If this number is used alongside the highest current estimate of murders on farms (64 in 2016 according to AfriForum) this number results in a murder rate of just over 3.2 per 100 000 people. But again, this number is not necessarily representative as farm murders are not all captured, and “involved in agriculture” is too general a description.

Africa Check’s senior researcher, Kate Wilkinson, told The Daily Vox that if we want to work out a murder rate of farmers, which is different to farm murder rate (the former is the rate of farmers murdered while the latter is the rate of people murdered on farms), then at the moment we can only really use the Transvaal Agricultural Union of South Africa statistics, because they’re the only people who are collecting the number of farmers murdered. We’d then have to get an estimate of the numbers of farmers in the country, whether they be commercial, smallholding, subsistence – but right now that number doesn’t exist, said Wilkinson.

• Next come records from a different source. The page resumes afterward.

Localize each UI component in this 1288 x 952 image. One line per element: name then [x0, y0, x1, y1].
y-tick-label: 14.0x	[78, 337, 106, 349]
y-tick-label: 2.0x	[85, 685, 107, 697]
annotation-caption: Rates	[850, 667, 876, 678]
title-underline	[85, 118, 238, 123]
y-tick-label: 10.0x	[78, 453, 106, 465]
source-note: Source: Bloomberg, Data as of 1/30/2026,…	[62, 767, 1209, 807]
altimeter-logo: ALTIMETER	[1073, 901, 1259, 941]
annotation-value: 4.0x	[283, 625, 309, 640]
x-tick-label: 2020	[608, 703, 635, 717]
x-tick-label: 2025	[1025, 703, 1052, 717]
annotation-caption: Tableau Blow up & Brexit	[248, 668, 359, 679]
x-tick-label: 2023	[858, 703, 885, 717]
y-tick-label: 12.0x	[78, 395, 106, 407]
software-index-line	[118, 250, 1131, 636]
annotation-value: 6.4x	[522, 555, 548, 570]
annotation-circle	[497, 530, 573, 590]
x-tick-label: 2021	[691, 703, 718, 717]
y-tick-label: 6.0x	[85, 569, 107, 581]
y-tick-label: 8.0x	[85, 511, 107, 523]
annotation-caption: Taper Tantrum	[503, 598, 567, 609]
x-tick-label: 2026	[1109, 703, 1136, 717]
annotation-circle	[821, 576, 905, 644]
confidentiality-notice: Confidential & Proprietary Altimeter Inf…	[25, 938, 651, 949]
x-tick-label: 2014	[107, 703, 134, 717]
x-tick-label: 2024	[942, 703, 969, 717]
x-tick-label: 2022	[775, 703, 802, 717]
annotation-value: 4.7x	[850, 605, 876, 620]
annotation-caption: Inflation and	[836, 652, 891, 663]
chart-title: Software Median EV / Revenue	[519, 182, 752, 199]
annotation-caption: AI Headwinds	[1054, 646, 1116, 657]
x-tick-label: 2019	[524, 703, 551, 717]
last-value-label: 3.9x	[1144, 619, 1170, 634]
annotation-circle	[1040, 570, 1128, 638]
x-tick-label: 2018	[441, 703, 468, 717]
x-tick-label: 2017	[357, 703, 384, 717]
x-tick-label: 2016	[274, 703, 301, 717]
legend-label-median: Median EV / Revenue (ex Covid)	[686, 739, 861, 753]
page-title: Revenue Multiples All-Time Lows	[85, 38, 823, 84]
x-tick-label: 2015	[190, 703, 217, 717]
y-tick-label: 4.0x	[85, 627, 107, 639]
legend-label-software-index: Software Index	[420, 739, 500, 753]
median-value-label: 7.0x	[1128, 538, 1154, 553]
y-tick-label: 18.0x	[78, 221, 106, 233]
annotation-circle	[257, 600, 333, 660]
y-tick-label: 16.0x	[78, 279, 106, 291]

“Until we can be sure what murders are being measured and what definition is being used to estimate the total population size, we can’t calculate this figure,” she said.

Africa Check’s analysis of farm murders is perhaps unsatisfactory in answering questions of whether white South Africans face persecution in South Africa. But maybe that’s the point. Conclusions should be reached only after reviewing evidence; if it’s done the other way around we are no longer seeking “truth”, but rather looking to confirm a predetermined belief – a bias. With this in mind, there is perhaps only one conclusion we can draw from our inaccurate farm murder rates – that those who quote them may have a preference for politics over verity.